Wrongful foreclosures across the nation
Over the years, we’ve reported on dozens of cases in which homeowners have been wrongly foreclosed upon because of bank errors or because of overzealous law firms stacking up stats or even because of the robosigning scandal where foreclosure papers were never manually reviewed by a person. Today, a different situation presents itself in the form of a Houston family that purchased a home, have never made a late payment, and have received foreclosure notices because of a failed transfer of title by the title company at closing. How did this happen?
In 2008, the couple bought their Houston home through a Bank of America mortgage which they have paid every month, but just shortly after purchasing their home, the title company responsible for the transfer of title went under and the title was never transferred, nor were the homeowners notified in any way, leaving the property technically property of Wells Fargo, loan holder of the previous owners.
Wells Fargo allegedly unwilling to cooperate
The title company’s bankruptcy has been in process for nearly two years and the couple says Wells Fargo has been unwilling to work with them. “We did everything we were supposed to do,” they told MyFoxHouston in the interview above. “All this had been going on for two years. Nobody has communicated with us, notified us. We had been paying our mortgage and everything.”
To add insult to injury, the homeowners say Wells Fargo has sent foreclosure notices, increasing the cost to purchase the home from $130,000 to $170,000. A Wells Fargo Bank representative told MyFoxHouston, “We are exploring all options available to us to resolve this matter.”
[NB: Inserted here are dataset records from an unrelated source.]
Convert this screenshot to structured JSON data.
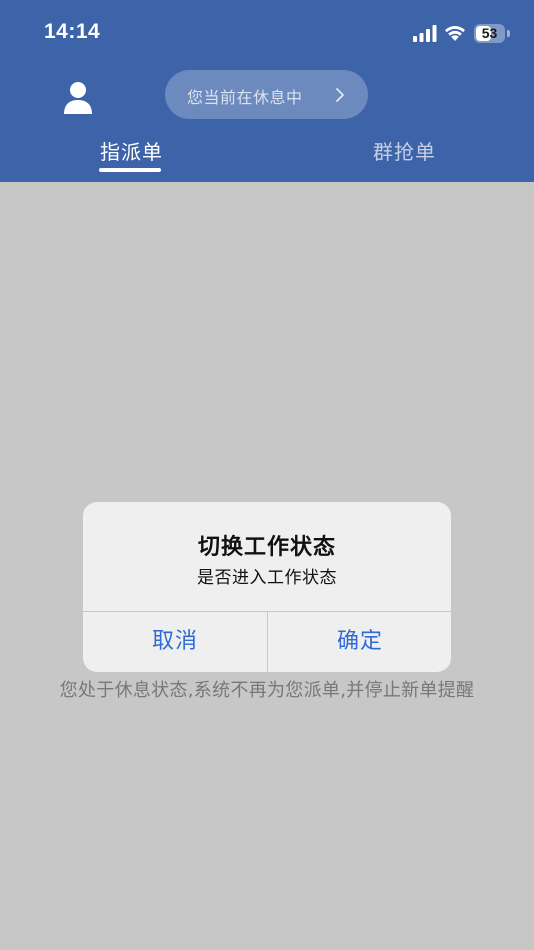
{
  "status_bar": {
    "time": "14:14",
    "battery": "53"
  },
  "header": {
    "status_pill": "您当前在休息中",
    "tabs": [
      {
        "label": "指派单",
        "active": true
      },
      {
        "label": "群抢单",
        "active": false
      }
    ]
  },
  "main": {
    "empty_message": "您处于休息状态,系统不再为您派单,并停止新单提醒"
  },
  "dialog": {
    "title": "切换工作状态",
    "message": "是否进入工作状态",
    "cancel_label": "取消",
    "confirm_label": "确定"
  },
  "colors": {
    "header_bg": "#3d63a8",
    "dialog_button": "#2f6bd6",
    "empty_text": "#9a9a9a"
  },
  "icons": {
    "avatar": "user-silhouette-icon",
    "pill_chevron": "chevron-right-icon",
    "signal": "cellular-signal-icon",
    "wifi": "wifi-icon",
    "battery": "battery-icon"
  }
}
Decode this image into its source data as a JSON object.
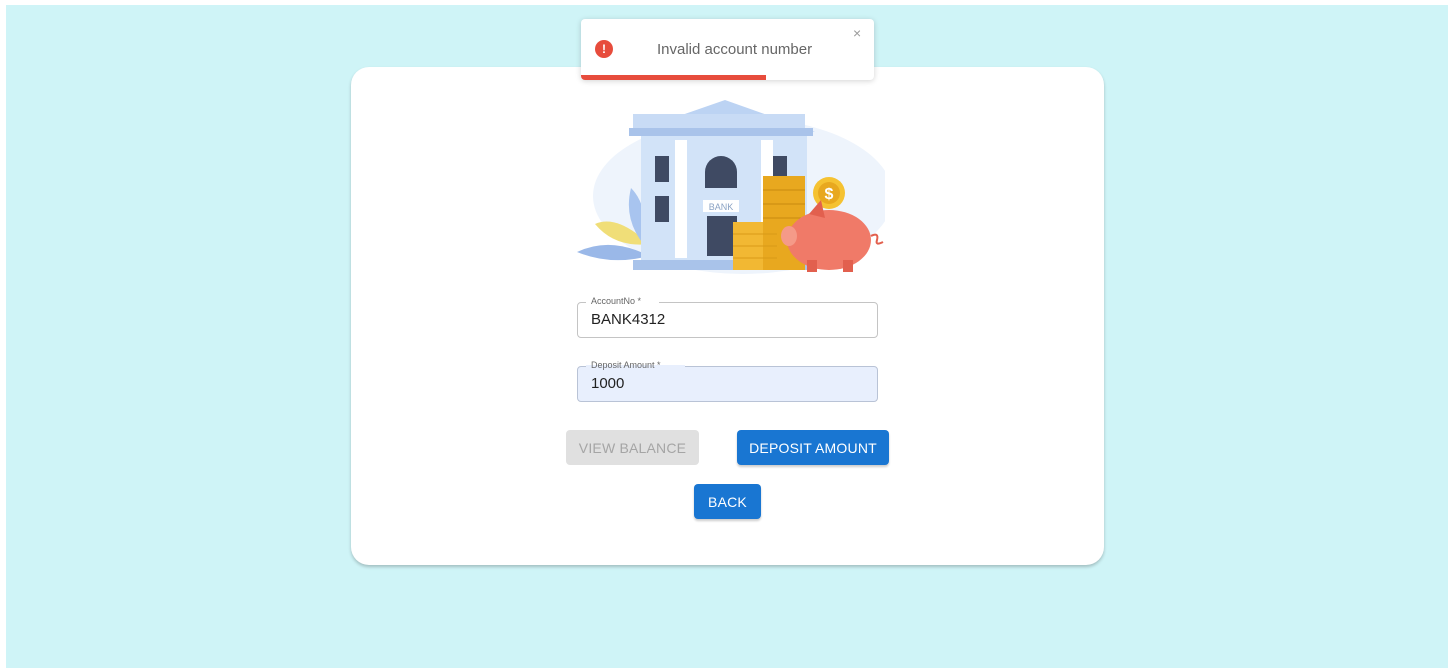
{
  "toast": {
    "message": "Invalid account number",
    "close_symbol": "×",
    "icon_symbol": "!",
    "icon": "error-icon",
    "color": "#e74c3c",
    "progress_fraction": 0.63
  },
  "illustration": {
    "sign_text": "BANK",
    "coin_symbol": "$"
  },
  "form": {
    "account": {
      "label": "AccountNo *",
      "value": "BANK4312"
    },
    "deposit": {
      "label": "Deposit Amount *",
      "value": "1000"
    }
  },
  "buttons": {
    "view_balance": "VIEW BALANCE",
    "deposit_amount": "DEPOSIT AMOUNT",
    "back": "BACK"
  },
  "colors": {
    "page_background": "#cff4f7",
    "primary": "#1976d2",
    "disabled": "#e0e0e0",
    "autofill_field": "#e8effd"
  }
}
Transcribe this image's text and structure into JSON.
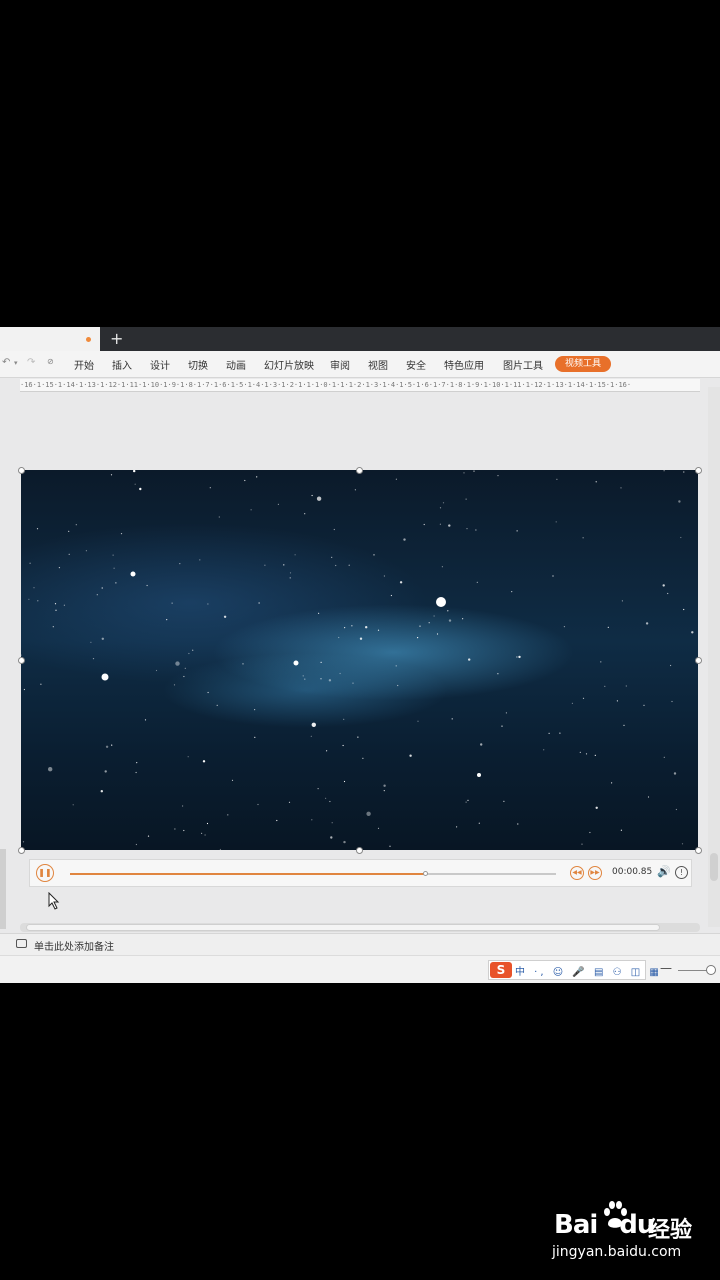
{
  "app": {
    "tab_add": "+",
    "quick_access": [
      "↶",
      "▾",
      "↷",
      "⊘"
    ],
    "menu": [
      {
        "label": "开始"
      },
      {
        "label": "插入"
      },
      {
        "label": "设计"
      },
      {
        "label": "切换"
      },
      {
        "label": "动画"
      },
      {
        "label": "幻灯片放映"
      },
      {
        "label": "审阅"
      },
      {
        "label": "视图"
      },
      {
        "label": "安全"
      },
      {
        "label": "特色应用"
      },
      {
        "label": "图片工具"
      }
    ],
    "active_tool": "视频工具",
    "ruler_text": "·16·1·15·1·14·1·13·1·12·1·11·1·10·1·9·1·8·1·7·1·6·1·5·1·4·1·3·1·2·1·1·1·0·1·1·1·2·1·3·1·4·1·5·1·6·1·7·1·8·1·9·1·10·1·11·1·12·1·13·1·14·1·15·1·16·"
  },
  "video_player": {
    "progress": 0.73,
    "time": "00:00.85",
    "pause_icon": "pause-icon",
    "rewind_icon": "rewind-icon",
    "forward_icon": "forward-icon",
    "volume_icon": "volume-icon",
    "info_icon": "info-icon"
  },
  "notes": {
    "placeholder": "单击此处添加备注"
  },
  "statusbar": {
    "ime_logo": "S",
    "ime_items": "中 ·, ☺ 🎤 ▤ ⚇ ◫ ▦",
    "zoom_minus": "—"
  },
  "watermark": {
    "brand": "Bai",
    "brand_suffix": "du",
    "cn": "经验",
    "url": "jingyan.baidu.com"
  },
  "colors": {
    "accent": "#e8702a",
    "progress": "#e0853f",
    "tabbar": "#2b2d31"
  }
}
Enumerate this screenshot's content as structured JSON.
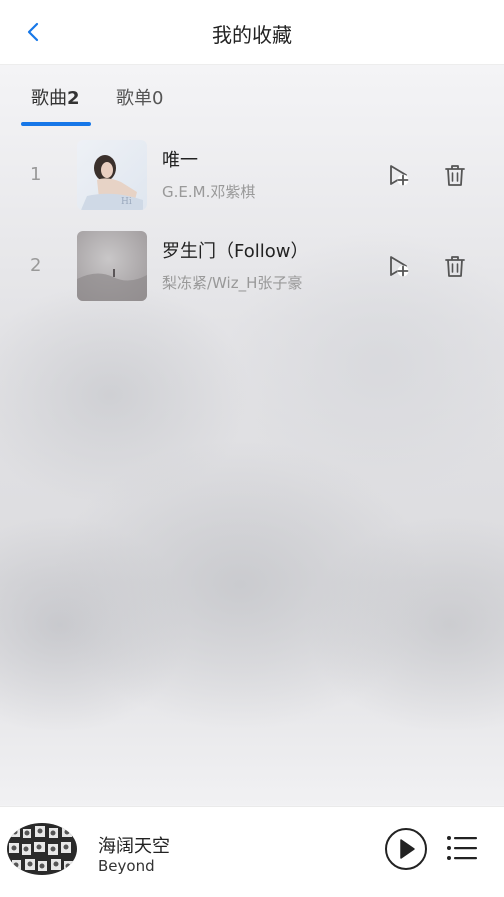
{
  "header": {
    "title": "我的收藏",
    "back_icon": "chevron-left-icon"
  },
  "tabs": [
    {
      "label": "歌曲",
      "count": "2",
      "active": true
    },
    {
      "label": "歌单",
      "count": "0",
      "active": false
    }
  ],
  "songs": [
    {
      "index": "1",
      "title": "唯一",
      "artist": "G.E.M.邓紫棋"
    },
    {
      "index": "2",
      "title": "罗生门（Follow）",
      "artist": "梨冻紧/Wiz_H张子豪"
    }
  ],
  "row_actions": {
    "add_icon": "add-to-playlist-icon",
    "delete_icon": "trash-icon"
  },
  "player": {
    "title": "海阔天空",
    "artist": "Beyond",
    "play_icon": "play-icon",
    "playlist_icon": "playlist-icon"
  },
  "colors": {
    "accent": "#1677e8",
    "primary_text": "#222222",
    "secondary_text": "#999999"
  }
}
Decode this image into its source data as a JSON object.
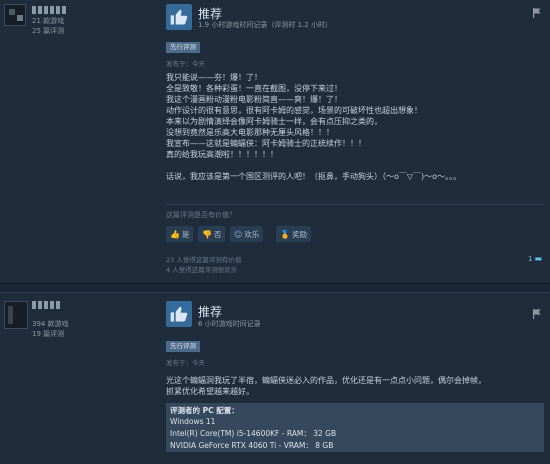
{
  "reviews": [
    {
      "author": {
        "games": "21 款游戏",
        "reviews": "25 篇评测"
      },
      "recommend_label": "推荐",
      "hours": "1.9 小时游戏时间记录（评测时 1.2 小时）",
      "badge": "先行评测",
      "posted": "发布于：今天",
      "lines": [
        "我只能说——夯！爆！了！",
        "全是致敬！各种彩蛋！一直在截图，没停下来过！",
        "我这个漫画粉动漫粉电影粉简直——爽！爆！了！",
        "动作设计的很有意思，很有阿卡姆的感觉，场景的可破坏性也超出想象！",
        "本来以为剧情演绎会像阿卡姆骑士一样，会有点压抑之类的，",
        "没想到竟然是乐高大电影那种无厘头风格！！！",
        "我宣布——这就是蝙蝠侠：阿卡姆骑士的正统续作！！！",
        "真的给我玩高潮啦！！！！！！",
        "",
        "话说，我应该是第一个国区测评的人吧！（抠鼻，手动狗头）（～o￣▽￣)～o～。。。"
      ],
      "helpful_question": "这篇评测是否有价值？",
      "buttons": {
        "yes": "是",
        "no": "否",
        "funny": "欢乐",
        "award": "奖励"
      },
      "stats": [
        "23 人觉得这篇评测有价值",
        "4 人觉得这篇评测很欢乐"
      ],
      "comments": "1"
    },
    {
      "author": {
        "games": "394 款游戏",
        "reviews": "19 篇评测"
      },
      "recommend_label": "推荐",
      "hours": "6 小时游戏时间记录",
      "badge": "先行评测",
      "posted": "发布于：今天",
      "lines": [
        "光这个蝙蝠洞我玩了半宿，蝙蝠侠迷必入的作品，优化还是有一点点小问题，偶尔会掉帧，",
        "抓紧优化希望越来越好。"
      ],
      "spec": {
        "title": "评测者的 PC 配置：",
        "lines": [
          "Windows 11",
          "Intel(R) Core(TM) i5-14600KF - RAM： 32 GB",
          "NVIDIA GeForce RTX 4060 Ti - VRAM： 8 GB"
        ]
      }
    }
  ],
  "colors": {
    "background": "#1b2838",
    "accent": "#66c0f4",
    "thumb": "#356b9a"
  },
  "icons": [
    "thumbs-up-icon",
    "flag-icon",
    "smile-icon",
    "award-icon",
    "comment-icon"
  ]
}
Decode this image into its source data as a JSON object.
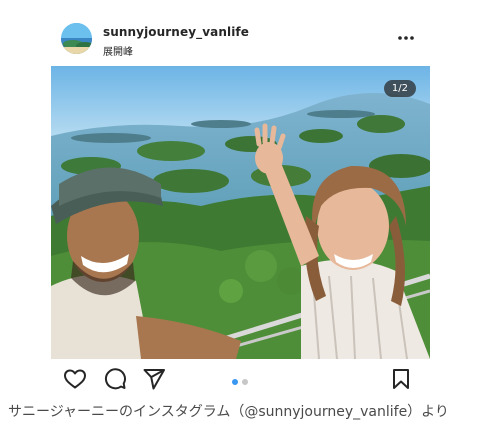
{
  "post": {
    "username": "sunnyjourney_vanlife",
    "location": "展開峰",
    "page_counter": "1/2",
    "carousel": {
      "total": 2,
      "active": 1
    }
  },
  "icons": {
    "more": "more-options-icon",
    "like": "heart-icon",
    "comment": "comment-icon",
    "share": "share-icon",
    "save": "bookmark-icon"
  },
  "caption": "サニージャーニーのインスタグラム（@sunnyjourney_vanlife）より",
  "colors": {
    "accent": "#3897f0",
    "text": "#262626",
    "caption": "#4a4a4a"
  }
}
Because the title was never transferred, technically, Bank of America does not own the title but accepted payment anyhow, and Wells Fargo is now looking to get paid twice for the same property. Technicalities like this happen every day and don’t make it to the mainstream media, but with one in ten homes sitting vacant, it seems that part of foreclosure prevention could include banks taking the simple step to make sure they own (or do not own) the title to a home.